Avere responsabilità politica per lui (e nel credo di tutto il ceto politico e dirigenziale di questo paese) consiste solo in ciò che lui compie direttamente e personalmente. Se l’ufficio che dirige, è inefficiente, o non funziona bene, non svolge i compiti assegnati, per la cultura espressa dall’ex ministro Lupi e per questo ceto politico, la responsabilità non è sua in primis, ma solo del colpevole fattuale tutto da individuare e se anche istituisce una commissione d’indagine e questa alla fine si conclude con un nulla di fatto tutto ritorna nella normalità. Il reato o l’inefficienza è un dato di fatto ma tutto rimane così com’è. Nessuno è colpevole, neppure morale.
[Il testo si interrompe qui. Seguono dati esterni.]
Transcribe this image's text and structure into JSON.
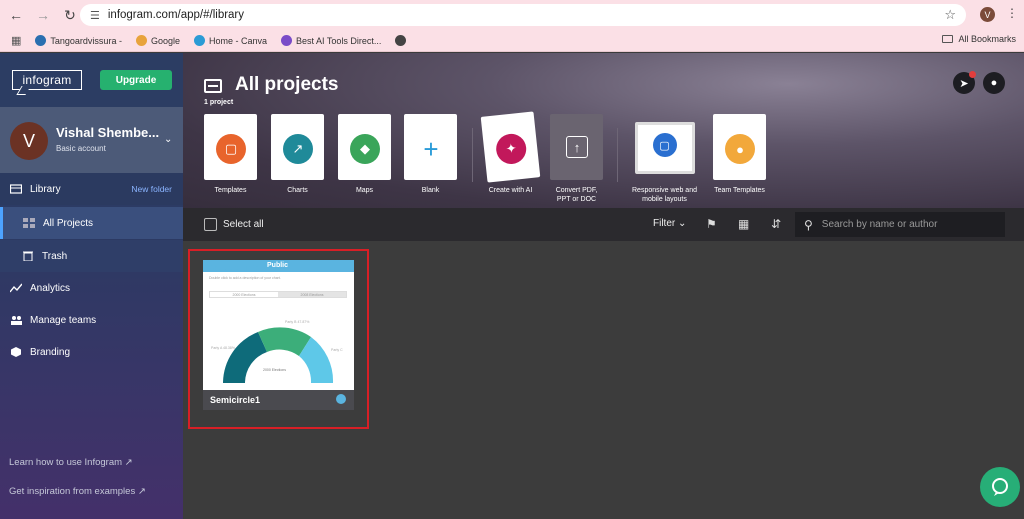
{
  "browser": {
    "url": "infogram.com/app/#/library",
    "profile_initial": "V",
    "bookmarks": [
      "Tangoardvissura -",
      "Google",
      "Home - Canva",
      "Best AI Tools Direct..."
    ],
    "all_bookmarks": "All Bookmarks"
  },
  "sidebar": {
    "logo": "infogram",
    "upgrade": "Upgrade",
    "account": {
      "initial": "V",
      "name": "Vishal Shembe...",
      "type": "Basic account"
    },
    "library": "Library",
    "new_folder": "New folder",
    "all_projects": "All Projects",
    "trash": "Trash",
    "analytics": "Analytics",
    "manage_teams": "Manage teams",
    "branding": "Branding",
    "learn": "Learn how to use Infogram",
    "inspiration": "Get inspiration from examples"
  },
  "header": {
    "title": "All projects",
    "count": "1 project",
    "tiles": [
      {
        "label": "Templates"
      },
      {
        "label": "Charts"
      },
      {
        "label": "Maps"
      },
      {
        "label": "Blank"
      },
      {
        "label": "Create with AI"
      },
      {
        "label": "Convert PDF,",
        "label2": "PPT or DOC"
      },
      {
        "label": "Responsive web and",
        "label2": "mobile layouts"
      },
      {
        "label": "Team Templates"
      }
    ]
  },
  "toolbar": {
    "select_all": "Select all",
    "filter": "Filter",
    "search_placeholder": "Search by name or author"
  },
  "project": {
    "badge": "Public",
    "heading": "Double click to edit title",
    "name": "Semicircle1",
    "subtitle": "Double click to add a description of your chart.",
    "tab1": "2000 Elections",
    "tab2": "2008 Elections",
    "center_label": "2000 Elections",
    "left_label": "Party A 48.38%",
    "top_label": "Party B 47.87%",
    "right_label": "Party C"
  },
  "colors": {
    "sidebar": "#2e3f67",
    "upgrade": "#26b16f",
    "selection": "#d81f26",
    "chart_a": "#0e6b7a",
    "chart_b": "#3cae7a",
    "chart_c": "#5ec8e8"
  }
}
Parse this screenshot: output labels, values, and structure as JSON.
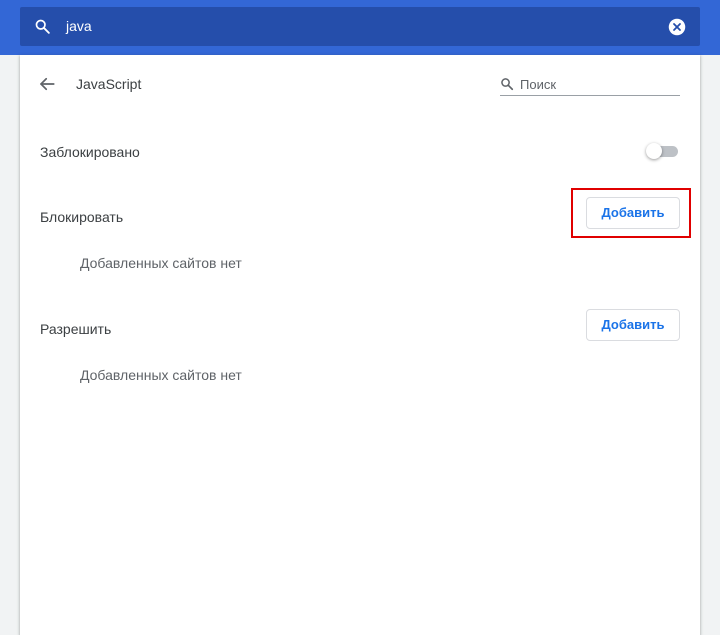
{
  "search": {
    "query": "java",
    "icon": "search-icon",
    "clear_icon": "clear-icon"
  },
  "header": {
    "back_icon": "back-arrow-icon",
    "title": "JavaScript",
    "search_placeholder": "Поиск"
  },
  "toggle_row": {
    "label": "Заблокировано",
    "enabled": false
  },
  "block_section": {
    "label": "Блокировать",
    "add_label": "Добавить",
    "empty_text": "Добавленных сайтов нет"
  },
  "allow_section": {
    "label": "Разрешить",
    "add_label": "Добавить",
    "empty_text": "Добавленных сайтов нет"
  },
  "colors": {
    "topbar": "#3367d6",
    "searchbox": "#254eab",
    "accent": "#1a73e8",
    "highlight": "#e00000"
  }
}
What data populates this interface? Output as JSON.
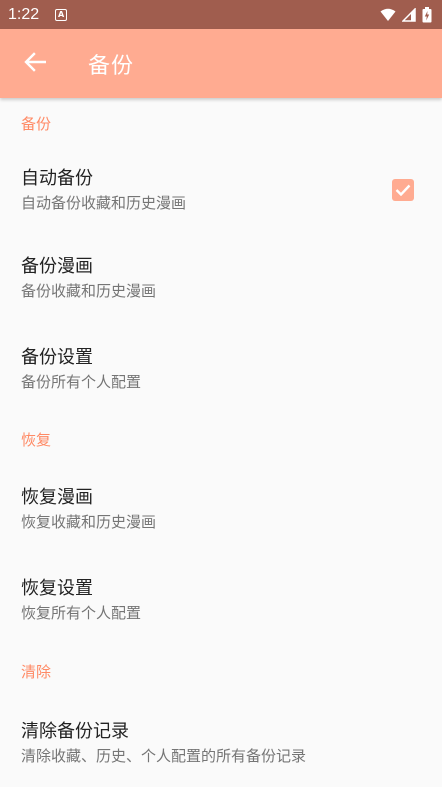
{
  "status_bar": {
    "time": "1:22",
    "notification_icon": "A"
  },
  "app_bar": {
    "title": "备份"
  },
  "sections": [
    {
      "header": "备份",
      "items": [
        {
          "title": "自动备份",
          "summary": "自动备份收藏和历史漫画",
          "checked": true
        },
        {
          "title": "备份漫画",
          "summary": "备份收藏和历史漫画"
        },
        {
          "title": "备份设置",
          "summary": "备份所有个人配置"
        }
      ]
    },
    {
      "header": "恢复",
      "items": [
        {
          "title": "恢复漫画",
          "summary": "恢复收藏和历史漫画"
        },
        {
          "title": "恢复设置",
          "summary": "恢复所有个人配置"
        }
      ]
    },
    {
      "header": "清除",
      "items": [
        {
          "title": "清除备份记录",
          "summary": "清除收藏、历史、个人配置的所有备份记录"
        }
      ]
    }
  ],
  "colors": {
    "status_bar": "#a05d4e",
    "app_bar": "#ffab91",
    "accent": "#ff8a65"
  }
}
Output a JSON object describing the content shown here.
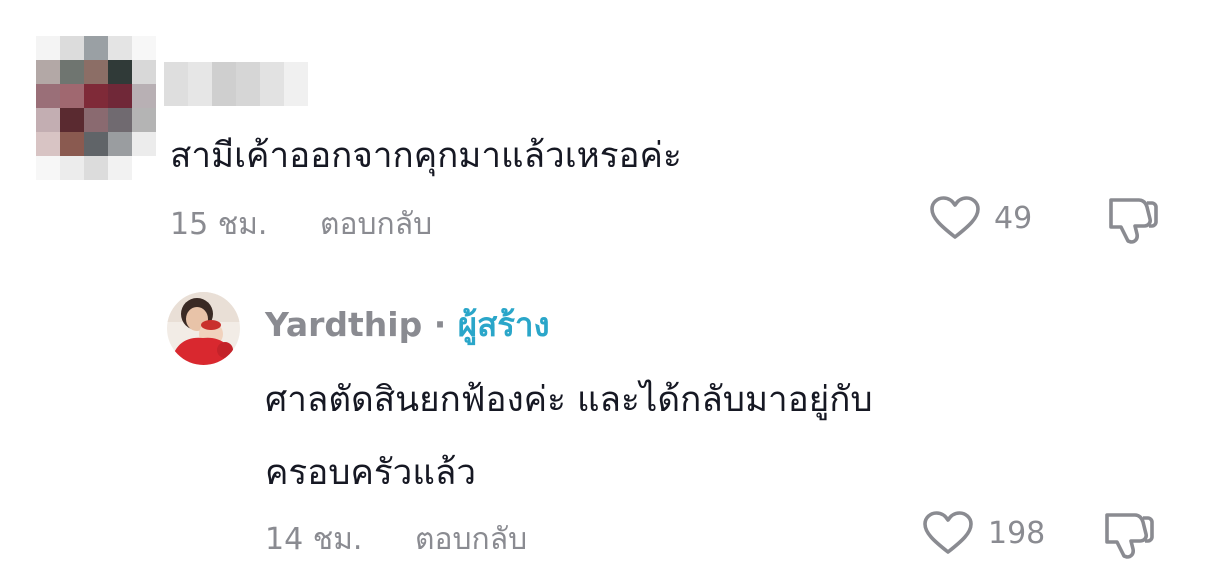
{
  "comment1": {
    "text": "สามีเค้าออกจากคุกมาแล้วเหรอค่ะ",
    "time": "15 ชม.",
    "reply_label": "ตอบกลับ",
    "likes": "49",
    "avatar_pixels": [
      "#f4f4f4",
      "#dcdcdc",
      "#9aa0a4",
      "#e4e4e4",
      "#f7f7f7",
      "#b3a8a6",
      "#6f7570",
      "#8c6e66",
      "#303a38",
      "#d8d8d8",
      "#9a6f78",
      "#a06870",
      "#7f2a38",
      "#702838",
      "#b8b0b4",
      "#c3aeb2",
      "#5a2a30",
      "#8a6a70",
      "#706a70",
      "#b4b4b4",
      "#d8c4c4",
      "#8a5a50",
      "#606468",
      "#9a9da0",
      "#ececec",
      "#f7f7f7",
      "#ececec",
      "#dcdcdc",
      "#f2f2f2",
      "#ffffff"
    ],
    "name_pixels": [
      "#dedede",
      "#e6e6e6",
      "#cfcfcf",
      "#d6d6d6",
      "#e2e2e2",
      "#f0f0f0"
    ]
  },
  "comment2": {
    "author": "Yardthip",
    "separator": " · ",
    "badge": "ผู้สร้าง",
    "text_line1": "ศาลตัดสินยกฟ้องค่ะ และได้กลับมาอยู่กับ",
    "text_line2": "ครอบครัวแล้ว",
    "time": "14 ชม.",
    "reply_label": "ตอบกลับ",
    "likes": "198"
  },
  "colors": {
    "text": "#161823",
    "secondary": "#8a8b91",
    "creator_badge": "#2aa6c9",
    "icon": "#8a8b91"
  },
  "icons": [
    "heart-icon",
    "thumbs-down-icon"
  ]
}
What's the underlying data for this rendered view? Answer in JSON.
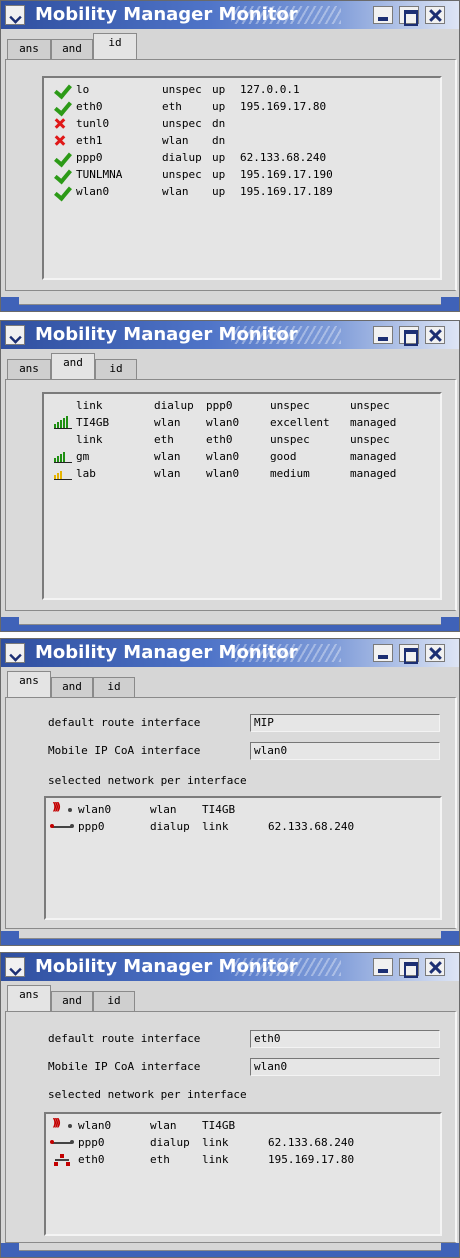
{
  "app_title": "Mobility Manager Monitor",
  "tabs": [
    "ans",
    "and",
    "id"
  ],
  "window1": {
    "interfaces": [
      {
        "status": "up",
        "name": "lo",
        "type": "unspec",
        "state": "up",
        "addr": "127.0.0.1"
      },
      {
        "status": "up",
        "name": "eth0",
        "type": "eth",
        "state": "up",
        "addr": "195.169.17.80"
      },
      {
        "status": "down",
        "name": "tunl0",
        "type": "unspec",
        "state": "dn",
        "addr": ""
      },
      {
        "status": "down",
        "name": "eth1",
        "type": "wlan",
        "state": "dn",
        "addr": ""
      },
      {
        "status": "up",
        "name": "ppp0",
        "type": "dialup",
        "state": "up",
        "addr": "62.133.68.240"
      },
      {
        "status": "up",
        "name": "TUNLMNA",
        "type": "unspec",
        "state": "up",
        "addr": "195.169.17.190"
      },
      {
        "status": "up",
        "name": "wlan0",
        "type": "wlan",
        "state": "up",
        "addr": "195.169.17.189"
      }
    ]
  },
  "window2": {
    "networks": [
      {
        "signal": "",
        "name": "link",
        "type": "dialup",
        "iface": "ppp0",
        "quality": "unspec",
        "mode": "unspec"
      },
      {
        "signal": "excellent",
        "name": "TI4GB",
        "type": "wlan",
        "iface": "wlan0",
        "quality": "excellent",
        "mode": "managed"
      },
      {
        "signal": "",
        "name": "link",
        "type": "eth",
        "iface": "eth0",
        "quality": "unspec",
        "mode": "unspec"
      },
      {
        "signal": "good",
        "name": "gm",
        "type": "wlan",
        "iface": "wlan0",
        "quality": "good",
        "mode": "managed"
      },
      {
        "signal": "medium",
        "name": "lab",
        "type": "wlan",
        "iface": "wlan0",
        "quality": "medium",
        "mode": "managed"
      }
    ]
  },
  "window3": {
    "default_route_label": "default route interface",
    "default_route_value": "MIP",
    "coa_label": "Mobile IP CoA interface",
    "coa_value": "wlan0",
    "selected_label": "selected network per interface",
    "selected": [
      {
        "icon": "wireless-icon",
        "iface": "wlan0",
        "type": "wlan",
        "network": "TI4GB",
        "addr": ""
      },
      {
        "icon": "dialup-icon",
        "iface": "ppp0",
        "type": "dialup",
        "network": "link",
        "addr": "62.133.68.240"
      }
    ]
  },
  "window4": {
    "default_route_label": "default route interface",
    "default_route_value": "eth0",
    "coa_label": "Mobile IP CoA interface",
    "coa_value": "wlan0",
    "selected_label": "selected network per interface",
    "selected": [
      {
        "icon": "wireless-icon",
        "iface": "wlan0",
        "type": "wlan",
        "network": "TI4GB",
        "addr": ""
      },
      {
        "icon": "dialup-icon",
        "iface": "ppp0",
        "type": "dialup",
        "network": "link",
        "addr": "62.133.68.240"
      },
      {
        "icon": "ethernet-icon",
        "iface": "eth0",
        "type": "eth",
        "network": "link",
        "addr": "195.169.17.80"
      }
    ]
  }
}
Ed infine una considerazione più in generale.

Il politico intraprende questa strada (come tra l’altro tutti dicono, fra i politici) per passione, per amore del Paese. Non per mestiere. Bene, se alla parole seguissero i fatti; se qualcuno di essi incappato per disgrazia nelle indagini della magistratura per i fatti a lui imputati o per responsabilità oggettiva e politica facesse un passo indietro non solo non sarebbe una disgrazia. Ritornerebbe a fare il suo lavoro nella società civile e amen. Si è cimentato, ha commesso una mancanza in immagine, ma niente che pregiudicherebbe la sua vita, la sua attività.

Qui invece, ed effettivamente, diventa una tragedia, perché non è la passione che li spinge a intraprendere questa strada e non come parentesi di vita. La carriera politica diventa un mestiere, una pratica per tenersi in vita, per campare e per tutta la vita e se questa viene messa in discussione per i politici è una tragedia effettivamente. Al pari di quando un operaio perde il posto di lavoro (a parte le dimensioni della tragedia).

Ed è questo che dovrebbe scandalizzarci! Non che il politico ha rubato (che nel nostro paese è diventato oltre ogni misura, siamo al 69° posto in classifica fra i paesi più corrotti nel mondo, il primo in Europa. E non solo per colpa dei politici), ma che si è perso il concetto di responsabilità oggettiva.